Je sursautais mais reconnus cette voix. C'était celle de l'autre traître, Raphaël. En effet, celui-ci sortit de l'ombre. Mais il était différent. Son visage était barré d'une longue plaie, partant de la racine de ses cheveux pour passer sur l'arrête de son nez et finissait le long de sa gorge. Cela allait se transformer en cicatrice, à n'en pas douter. De plus, il se déplaçait avec précaution, comme s'il avait plusieurs côtes cassées, et il avait un œil au beurre noir.
- Tu sembles surprise de me voir… A moins que ce ne soit ton apparence qui te mette dans cet état ? Ce n'est pourtant rien. Mon Maître ne supporte simplement pas la défaite.

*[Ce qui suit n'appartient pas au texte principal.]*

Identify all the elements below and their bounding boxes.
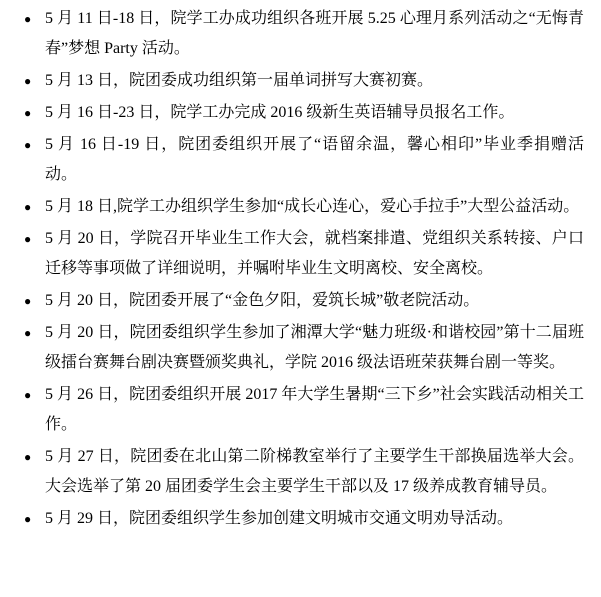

Quelque chose en moi me cria d'aller le réconforter mais je combattis cette voix, bien que ce ne fût pas facile.
- Ah ? Et ?
- .. Rien.
Il parut déçu et se tourna vers Aizen.
- Je pense qu'il est temps que je l'emmène avec moi.
- Hum… Je ne pense pas.
- Comment ça ?
- Tu sembles avoir oublié quelque chose.
J'avais du mal à me concentrer sur leur conversation et la salle semblait vaciller tout autour de moi.
- Ah oui ? Et quoi ?
- Notre contrat.
- J'ai déjà rempli ma part du contrat, répondit-il, le dos raide.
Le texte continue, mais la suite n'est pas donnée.